Andrew secoua la tête en riant. Inutile de prendre la question avec humeur. Les standards de tact et de bon goût différaient énormément d’une culture à l’autre, et pourquoi en vouloir à Marisela, qui après tout était la cousine de Callista, de s’enquérir de ce que tout le monde voulait savoir au sujet d’une jeune mariée ? Se rappelant ce qu’avait dit Damon à propos d’Ellemir, il le répéta.

— Je préfère qu’elle ait un ou deux ans sans soucis. Elle est encore très jeune.

Quand ils furent seuls, il demanda à Damon :

— Qu’est-ce qu’un emmasca, nom d’un chien ?

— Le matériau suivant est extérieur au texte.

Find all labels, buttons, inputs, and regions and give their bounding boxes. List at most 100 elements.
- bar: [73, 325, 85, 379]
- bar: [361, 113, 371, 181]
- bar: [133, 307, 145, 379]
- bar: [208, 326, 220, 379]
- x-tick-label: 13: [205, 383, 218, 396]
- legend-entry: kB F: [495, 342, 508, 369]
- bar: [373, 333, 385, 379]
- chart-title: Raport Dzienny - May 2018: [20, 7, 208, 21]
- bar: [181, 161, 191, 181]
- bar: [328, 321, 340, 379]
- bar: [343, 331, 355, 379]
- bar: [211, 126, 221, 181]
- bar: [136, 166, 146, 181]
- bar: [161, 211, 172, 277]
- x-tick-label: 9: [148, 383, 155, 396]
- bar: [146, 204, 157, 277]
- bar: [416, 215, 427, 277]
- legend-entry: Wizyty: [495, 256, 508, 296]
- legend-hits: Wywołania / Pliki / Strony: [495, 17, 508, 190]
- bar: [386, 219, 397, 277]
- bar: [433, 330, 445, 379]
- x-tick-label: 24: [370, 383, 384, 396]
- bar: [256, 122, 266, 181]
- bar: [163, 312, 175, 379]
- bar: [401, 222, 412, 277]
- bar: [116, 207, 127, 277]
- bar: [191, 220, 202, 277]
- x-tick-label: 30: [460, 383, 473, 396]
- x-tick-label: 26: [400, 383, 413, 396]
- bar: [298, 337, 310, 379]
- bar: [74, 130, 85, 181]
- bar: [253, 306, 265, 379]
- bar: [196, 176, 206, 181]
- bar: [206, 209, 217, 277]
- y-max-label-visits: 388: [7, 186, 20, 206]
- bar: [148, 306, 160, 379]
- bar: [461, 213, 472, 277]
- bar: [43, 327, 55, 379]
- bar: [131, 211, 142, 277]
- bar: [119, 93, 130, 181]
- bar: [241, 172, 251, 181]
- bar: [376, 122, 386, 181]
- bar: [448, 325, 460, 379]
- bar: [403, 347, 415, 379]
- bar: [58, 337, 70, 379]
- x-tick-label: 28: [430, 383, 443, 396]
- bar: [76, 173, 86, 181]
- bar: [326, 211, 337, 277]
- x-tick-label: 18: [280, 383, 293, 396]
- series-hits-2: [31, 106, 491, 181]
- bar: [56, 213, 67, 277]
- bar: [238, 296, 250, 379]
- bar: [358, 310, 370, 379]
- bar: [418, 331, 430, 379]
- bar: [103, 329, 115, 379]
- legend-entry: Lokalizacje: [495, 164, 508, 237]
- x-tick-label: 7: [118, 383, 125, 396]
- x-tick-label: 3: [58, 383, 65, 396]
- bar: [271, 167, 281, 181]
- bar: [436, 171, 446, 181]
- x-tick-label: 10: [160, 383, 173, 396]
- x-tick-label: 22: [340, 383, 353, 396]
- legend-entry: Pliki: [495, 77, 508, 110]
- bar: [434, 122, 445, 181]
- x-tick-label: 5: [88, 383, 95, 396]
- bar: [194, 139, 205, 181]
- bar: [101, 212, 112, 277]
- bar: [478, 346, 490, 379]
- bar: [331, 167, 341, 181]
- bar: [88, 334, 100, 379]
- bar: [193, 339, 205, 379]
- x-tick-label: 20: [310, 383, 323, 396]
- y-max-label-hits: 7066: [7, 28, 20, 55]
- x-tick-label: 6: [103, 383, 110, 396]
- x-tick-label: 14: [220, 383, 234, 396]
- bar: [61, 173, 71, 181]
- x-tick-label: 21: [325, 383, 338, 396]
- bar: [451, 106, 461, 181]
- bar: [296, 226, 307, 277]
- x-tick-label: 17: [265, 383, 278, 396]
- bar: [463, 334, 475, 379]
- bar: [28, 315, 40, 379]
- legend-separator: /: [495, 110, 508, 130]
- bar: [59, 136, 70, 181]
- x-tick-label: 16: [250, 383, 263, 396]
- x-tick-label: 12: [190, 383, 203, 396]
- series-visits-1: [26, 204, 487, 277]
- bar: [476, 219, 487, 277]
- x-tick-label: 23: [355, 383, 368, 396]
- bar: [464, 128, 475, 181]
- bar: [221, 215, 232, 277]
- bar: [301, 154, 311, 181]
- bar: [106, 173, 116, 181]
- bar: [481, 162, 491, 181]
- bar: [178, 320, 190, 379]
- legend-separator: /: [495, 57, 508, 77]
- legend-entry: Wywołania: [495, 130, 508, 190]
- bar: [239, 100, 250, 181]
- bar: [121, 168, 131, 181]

— Autrefois, le mot désignait un être de l’ancienne race des forêts. Aujourd’hui, ils ne se mêlent plus aux humains, mais on dit que les Comyn ont du sang chieri, surtout dans les Hellers ; dans les familles Ardais et Aldaran, certains ont six doigts à une main. Je ne suis pas sûr de croire cette légende – n’importe quel maquignon te dira qu’un demi-sang est stérile – mais l’histoire raconte qu’il y a du sang chieri chez les Comyn, et que les chieri d’autrefois s’accouplaient avec des humains. On croyait qu’un chieri pouvait apparaître sous la forme d’un homme à une femme, et sous la forme d’une femme à un homme, étant les deux à la fois ou peut-être ni l’un ni l’autre. On dit aussi qu’autrefois, certains Comyn étaient emmasca, ni hommes ni femmes, mais neutres. Cette époque est passée depuis longtemps, mais la légende demeure qu’ils ont été les premiers Gardiens, ni hommes ni femmes. Plus tard, quand les femmes ont pris sur leurs épaules la charge de Gardiennes, on en faisait des emmasca – en les stérilisant chirurgicalement – parce qu’on pensait qu’une femme travaillant dans les écrans courait moins de risques si elle était déchargée du poids de sa féminité. Mais de mémoire d’homme et je l’affirme avec force, connaissant les lois d’Arilinn – aucune femme n’a jamais été stérilisée, même à Arilinn, pour travailler dans les Tours. La virginité de la Gardienne la protège suffisamment des périls de la féminité.